House debates

Monday, 26 May 2014

Privilege

3:36 pm

Photo of Christopher PyneChristopher Pyne (Sturt, Liberal Party, Minister for Education) Share this | Hansard source

The opposition has moved this motion about whether the Speaker's use of her Parliament House dining room for Liberal Party fundraisers constitutes an improper interference with the operations of the House of Representatives. The first point the government would make is that we will not be supporting this motion under any circumstances. The reason we will not be supporting this motion is that this is a motion about smear and innuendo directed at the Speaker's office. Smear and innuendo are the Labor Party's first weapon of choice; it always has been and continues to be so. Smarting from their election defeat last September, from the moment that you were elected, Madam Speaker, the Labor Party has been trying to smear you, denigrate you and traduce you in the chair. On the very first day, the Manager of Opposition Business called you a witch, Madam Speaker. And here we are today debating the latest in the series of attempts to denigrate you as Speaker. Our opinion, on the government side of the House, is that you are upholding the role of Speaker with dignity, decorum and intelligence, as we expected when we elected you last year, Madam Speaker.

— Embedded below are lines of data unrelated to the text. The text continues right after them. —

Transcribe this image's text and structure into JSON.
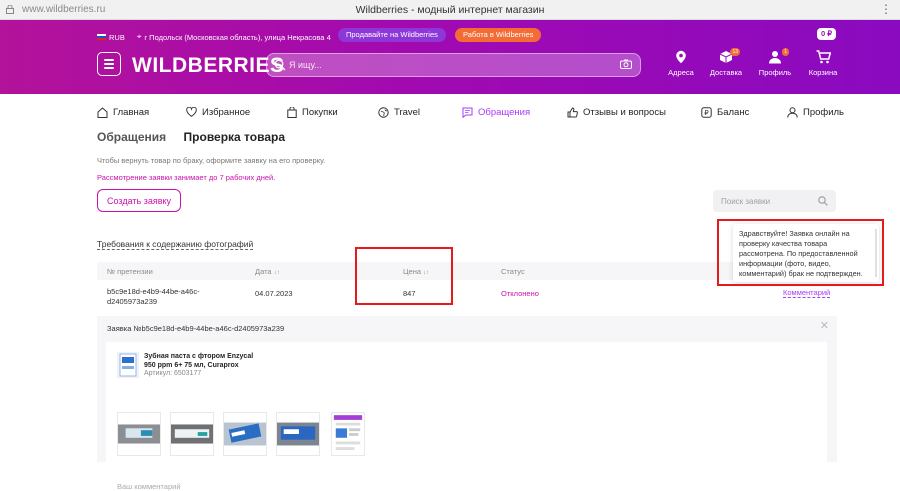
{
  "browser": {
    "url": "www.wildberries.ru",
    "title": "Wildberries - модный интернет магазин"
  },
  "header": {
    "currency": "RUB",
    "location": "г Подольск (Московская область), улица Некрасова 4",
    "sell_label": "Продавайте на Wildberries",
    "work_label": "Работа в Wildberries",
    "balance": "0 ₽",
    "logo": "WILDBERRIES",
    "search_placeholder": "Я ищу...",
    "nav": [
      {
        "label": "Адреса",
        "icon": "map-pin-icon"
      },
      {
        "label": "Доставка",
        "icon": "delivery-box-icon",
        "badge": "13"
      },
      {
        "label": "Профиль",
        "icon": "user-icon",
        "badge": "1"
      },
      {
        "label": "Корзина",
        "icon": "cart-icon"
      }
    ]
  },
  "mainnav": [
    {
      "label": "Главная",
      "icon": "home-icon"
    },
    {
      "label": "Избранное",
      "icon": "heart-icon"
    },
    {
      "label": "Покупки",
      "icon": "bag-icon"
    },
    {
      "label": "Travel",
      "icon": "globe-icon"
    },
    {
      "label": "Обращения",
      "icon": "message-icon",
      "active": true
    },
    {
      "label": "Отзывы и вопросы",
      "icon": "thumb-icon"
    },
    {
      "label": "Баланс",
      "icon": "wallet-icon"
    },
    {
      "label": "Профиль",
      "icon": "user-outline-icon"
    }
  ],
  "tabs": {
    "inactive": "Обращения",
    "active": "Проверка товара"
  },
  "info": {
    "line1": "Чтобы вернуть товар по браку, оформите заявку на его проверку.",
    "line2": "Рассмотрение заявки занимает до 7 рабочих дней."
  },
  "create_button": "Создать заявку",
  "search_claims_placeholder": "Поиск заявки",
  "requirements_link": "Требования к содержанию фотографий",
  "table": {
    "headers": {
      "claim": "№ претензии",
      "date": "Дата",
      "price": "Цена",
      "status": "Статус"
    },
    "row": {
      "claim_line1": "b5c9e18d-e4b9-44be-a46c-",
      "claim_line2": "d2405973a239",
      "date": "04.07.2023",
      "price": "847",
      "status": "Отклонено",
      "comment_link": "Комментарий"
    }
  },
  "details": {
    "title": "Заявка №b5c9e18d-e4b9-44be-a46c-d2405973a239",
    "product_line1": "Зубная паста с фтором Enzycal",
    "product_line2": "950 ppm 6+ 75 мл, Curaprox",
    "article": "Артикул: 6503177",
    "your_comment": "Ваш комментарий"
  },
  "tooltip": {
    "text": "Здравствуйте! Заявка онлайн на проверку качества товара рассмотрена. По предоставленной информации (фото, видео, комментарий) брак не подтвержден."
  },
  "colors": {
    "brand_start": "#b3129a",
    "brand_end": "#8a0ac0",
    "accent": "#cb11ab",
    "link_purple": "#a73afd",
    "annotation": "#e31b1b"
  }
}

Since you have been elected Speaker, Madam Speaker, the opposition have moved dissent motions. If my memory serves me correctly, they moved a dissent motion the first day that you were appointed Speaker. It was one of many dissent motions. They moved a no-confidence motion against you at the end of the last sitting of parliament and now, on the flimsiest of pretexts, the Labor Party has moved a motion accusing you of misusing your position as Speaker because you held a dinner in the Speaker's dining rooms. As you pointed out, Madam Speaker, fundraisers occur in this building all the time. And as long as those fundraisers are paid for either personally or by the political party that a member represents, they in no way breach any rules of this parliament. And so instead of simply accepting that there are no rules breached—and you commented on this, Madam Speaker, this morning—the Labor Party has come into the chamber this afternoon and moved a motion that is clearly designed to smear the position of Speaker and to do another political stunt—in this case, to play the woman not the ball.

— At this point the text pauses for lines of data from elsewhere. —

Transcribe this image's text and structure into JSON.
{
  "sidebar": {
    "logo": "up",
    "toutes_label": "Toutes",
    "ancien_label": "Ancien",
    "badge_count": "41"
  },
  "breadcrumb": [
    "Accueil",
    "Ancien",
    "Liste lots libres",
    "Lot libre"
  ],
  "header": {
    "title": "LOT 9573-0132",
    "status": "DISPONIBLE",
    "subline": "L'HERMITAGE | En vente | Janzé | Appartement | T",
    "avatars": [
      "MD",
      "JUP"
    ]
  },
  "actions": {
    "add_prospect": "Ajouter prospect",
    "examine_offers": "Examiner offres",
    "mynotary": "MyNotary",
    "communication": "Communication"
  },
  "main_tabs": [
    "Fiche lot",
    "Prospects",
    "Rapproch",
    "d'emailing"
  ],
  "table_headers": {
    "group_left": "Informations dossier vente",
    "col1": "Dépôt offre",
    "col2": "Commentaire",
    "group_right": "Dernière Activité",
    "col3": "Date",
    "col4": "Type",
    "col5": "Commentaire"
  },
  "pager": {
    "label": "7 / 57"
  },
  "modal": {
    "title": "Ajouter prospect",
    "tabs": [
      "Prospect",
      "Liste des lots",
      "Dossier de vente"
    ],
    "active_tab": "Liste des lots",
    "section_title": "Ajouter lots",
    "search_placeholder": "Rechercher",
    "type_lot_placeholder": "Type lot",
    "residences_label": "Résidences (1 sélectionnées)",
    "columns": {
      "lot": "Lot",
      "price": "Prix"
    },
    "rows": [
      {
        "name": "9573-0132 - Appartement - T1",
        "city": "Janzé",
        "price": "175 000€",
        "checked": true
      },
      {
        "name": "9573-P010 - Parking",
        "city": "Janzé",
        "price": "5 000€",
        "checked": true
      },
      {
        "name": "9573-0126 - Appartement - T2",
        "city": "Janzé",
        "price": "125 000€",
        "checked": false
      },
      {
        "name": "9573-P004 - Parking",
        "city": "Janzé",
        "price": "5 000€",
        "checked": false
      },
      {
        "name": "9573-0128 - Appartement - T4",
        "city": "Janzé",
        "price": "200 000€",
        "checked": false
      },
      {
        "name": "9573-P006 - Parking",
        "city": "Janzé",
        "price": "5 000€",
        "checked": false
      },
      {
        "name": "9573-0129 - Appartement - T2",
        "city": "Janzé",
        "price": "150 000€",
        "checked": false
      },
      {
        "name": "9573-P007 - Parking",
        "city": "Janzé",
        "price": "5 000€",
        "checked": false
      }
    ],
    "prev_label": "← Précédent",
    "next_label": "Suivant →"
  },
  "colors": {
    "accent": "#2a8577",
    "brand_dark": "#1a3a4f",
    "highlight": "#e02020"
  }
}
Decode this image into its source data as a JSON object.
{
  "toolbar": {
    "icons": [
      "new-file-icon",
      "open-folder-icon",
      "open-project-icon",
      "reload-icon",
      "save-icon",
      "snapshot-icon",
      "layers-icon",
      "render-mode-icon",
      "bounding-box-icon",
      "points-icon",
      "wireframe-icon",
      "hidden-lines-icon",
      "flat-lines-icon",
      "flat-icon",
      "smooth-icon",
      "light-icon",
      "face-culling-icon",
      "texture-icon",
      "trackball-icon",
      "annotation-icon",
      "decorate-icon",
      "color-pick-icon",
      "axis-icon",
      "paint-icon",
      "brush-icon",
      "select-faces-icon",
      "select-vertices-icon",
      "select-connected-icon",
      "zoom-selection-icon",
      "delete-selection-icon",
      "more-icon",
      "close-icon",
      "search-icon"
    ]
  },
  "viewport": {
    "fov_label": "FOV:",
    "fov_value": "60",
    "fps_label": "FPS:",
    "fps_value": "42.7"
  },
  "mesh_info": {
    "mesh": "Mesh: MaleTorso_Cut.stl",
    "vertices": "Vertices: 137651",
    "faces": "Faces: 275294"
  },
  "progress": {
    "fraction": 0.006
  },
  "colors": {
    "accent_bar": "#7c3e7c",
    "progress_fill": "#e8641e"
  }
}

We are not going to be lectured by the party of the member for Watson, who was exposed today on the front page of the Telegraph as having advocated for Mr Nweke, a convicted drug smuggler. This is also the party that suborned the former member for Fisher, Peter Slipper, into selling the past and effectively joining the government by taking the Speaker's role in the last parliament, pushing Harry Jenkins, the former member for Scullin, out of the seat in order to gain one vote. This was the brilliant idea of the former Leader of the House, the member for Grayndler. In a sheer act of genius, they would, in one fell swoop, gain a vote on the floor of the parliament by bringing Harry Jenkins back to their side of the chamber and moving a member from our side of the chamber into the Speaker's chair. Unfortunately, that did not go quite as well as the then government hoped. So we are not going to be lectured by the party of Peter Slipper; we are not going to be lectured by the party of the member for Watson. That is not to even go into the stories that have come out of ICAC involving the Obeid family, Joe Tripodi, Ian Macdonald and many others over the last several years.

All of this is designed to distract the media and the public from the fact that the Labor Party has a complete paucity of policy or understanding of what is needed to be done in opposition. The Labor Party has not yet finished the grieving process of losing the election in September last year. I can understand that after six years they were shocked to have been such an incompetent and terrible government that they ended up back on the opposition benches rather than on the government benches. What they need to do now in opposition is accept defeat. They need to accept that the carbon tax is rejected and allow it to be repealed by the incoming government. They have to start developing the policy that will help them to perhaps regain the government benches over the years ahead. All of these kinds of political stunts, all of these attempts to smear the Speaker, to make the Speaker an object of political football are all designed to distract from the fact that the opposition has no explanation for the debt and deficit disaster that they left the incoming government after September last year. So every day we will hear every other issue other than an explanation for why they were so incompetent that they were unable to leave to the new incoming government the same economic conditions that the Howard and Costello government left to the Rudd government when it came into power in 2007.

The reason we will not support this motion is that the government is going to join in a political stunt that distracts people from Labor's paucity of ideas, from their inability to deal with their own grief having lost last year's election. We will not join in a political stunt designed to smear the Speaker and the Speaker's office. Therefore, the government will not support this motion. I think I have spoken long enough because I think the time of the House is better spent on government business. On that note, I move: that the motion be put.